Figure 5.. Phosphatidylserine and cholesterol on acceptor membranes activate LYVAC-mediated, directional lipid transfer in vitro.

(A) Schematic illustration of the in vitro membrane tethering assay by LYVAC-SMP. (B) When acceptor liposomes contain 20% PS, increased level of cholesterol stimulates higher membrane tethering activity of LYVAC-SMP. (C) Schematic illustration of the in vitro reconstitution of lipid transfer by purified LYVAC-SMP. (D, E) Cholesterol and PS in acceptor liposomes each stimulate LYVAC-SMP–mediated lipid transfer in a dose-dependent manner; Mean ± sem; n = 7 in (D) and n = 6 in (E). (F) The lipid compositions of different acceptor liposomes and related LYVAC activity. PI4P, 5%; PS, 20%, cholesterol: saturating levels. (G, H) Both PS and cholesterol in the acceptor liposome are required for efficient membrane tethering (G) and lipid transfer (H) by LYVAC-SMP; Mean ± sem; n = 4 in (G); n = 3 in (H). (I) Schematic illustration of the in vitro assays to determine the direction of lipid transfer by LYVAC-SMP. (J) Similar membrane tethering by LYVAC-SMP in both the forward and the reverse lipid transfer assays in (I); Mean ± sem; n = 4. (K) LYVAC-SMP preferentially transfers lipids from neutral liposomes, where it is anchored, toward PS/cholesterol-enriched liposomes; Mean ± sem; n = 5 or 6. (L) Illustration of the setup of the molecular dynamics simulation. Note that the forward transfer is more relevant, as the reverse transfer was not favored than forward in vitro, regardless of the lipid substrates. (M) Lipid transfer from the neutral donor to PS/cholesterol-enriched acceptor results in reduced total membrane energy, while the reverse transfer increases it. Each dot represents one simulation. (N) The lipid transfer activity of LYVAC-SMP is increased when the acceptor liposomes have higher luminal osmolarity; Mean ± sem; n = 7. (O) Elevated luminal osmolarity in donor liposomes reduced LYVAC-SMP–mediated lipid transfer; Mean ± sem; n = 6 or 7. See methods for details of all in vitro assays and MD simulations.

Figure 6.. Through PS- and cholesterol-sensing, LYVAC mediates ER-to-lysosome lipid movement and lysosomal vacuolation.
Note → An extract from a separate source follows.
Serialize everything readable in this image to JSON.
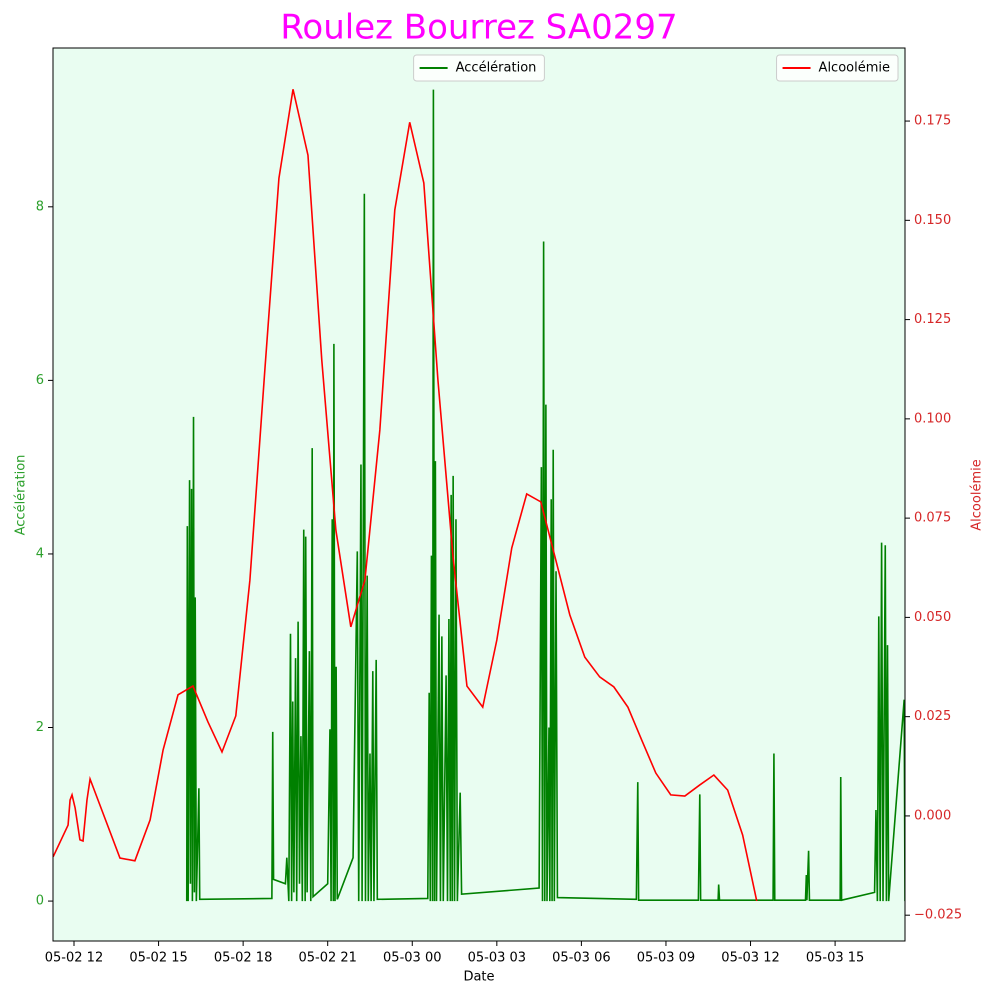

(A) Left: conserved motifs at the SMP tip. Middle: analogy between the FGK/R motifs and established cholesterol-binding CRAC/CARC motifs. Right: Mutations targeting predicted PS-sensing or cholesterol-sensing motifs. (B, C) All mutants of LYVAC-SMP lost activity in membrane tethering (B) and lipid transfer (C) toward PS/Cholesterol-positive acceptor liposomes (acceptor A6); Mean ± sem; n = 4 or 5. (D) Quantification of cellular vacuole area in fig. S16G; Mean ± sem; n = 300 cells/condition. (E) SRS ratiometric imaging of fixed U2OS wild-type (WT) cells reveals increased lysosomal lipid-to-protein ratio following apilimod (25 nM) treatment. Bar, 10 μm. (F) Quantification of the lysosomal lipid-to-protein ratios in WT and LYVAC-KO U2OS cells; Mean ± sem; n = 9 regions of interests (ROIs). (G) Lipid-to-protein ratios in lysosomes and adjacent ER within 1.5 μm of the lysosomal surface. Each dot represents one lysosome or its adjacent ER; lysosome–ER pairs are connected. (H, I) Quantification of the lipid concentration changes on isolated lysosomal (H) and ER (I) membranes in U2OS cells; Mean ± sem; n = 10 random ROIs. (J, K) Quantification of unsaturated lipid concentrations on isolated lysosomal (J) and ER (K) membranes in U2OS cells; Mean ± sem; n = 10 random ROIs. (L) Similarity scores of ER/lysosome lipid spectra before and after apilimod treatment in U2OS cells. Scores were calculated using the average spectra from 8–10 ROIs. (M) The average LAMP1 concentration on individual lysosomes decreases proportionally to the inverse square of lysosome diameter. Each data point represents one lysosome. See also S18C. Each ROI for SRS ratiometric imaging contained 10–12 cells. Approximately 100 cells per condition, from ~9 ROIs pooled across three independent experiments, were used for quantification. Ordinary one-way ANOVA with Tukey’s multiple comparison test for (D); two-way ANOVA with Tukey’s multiple comparison test for (F) and (H) to (L).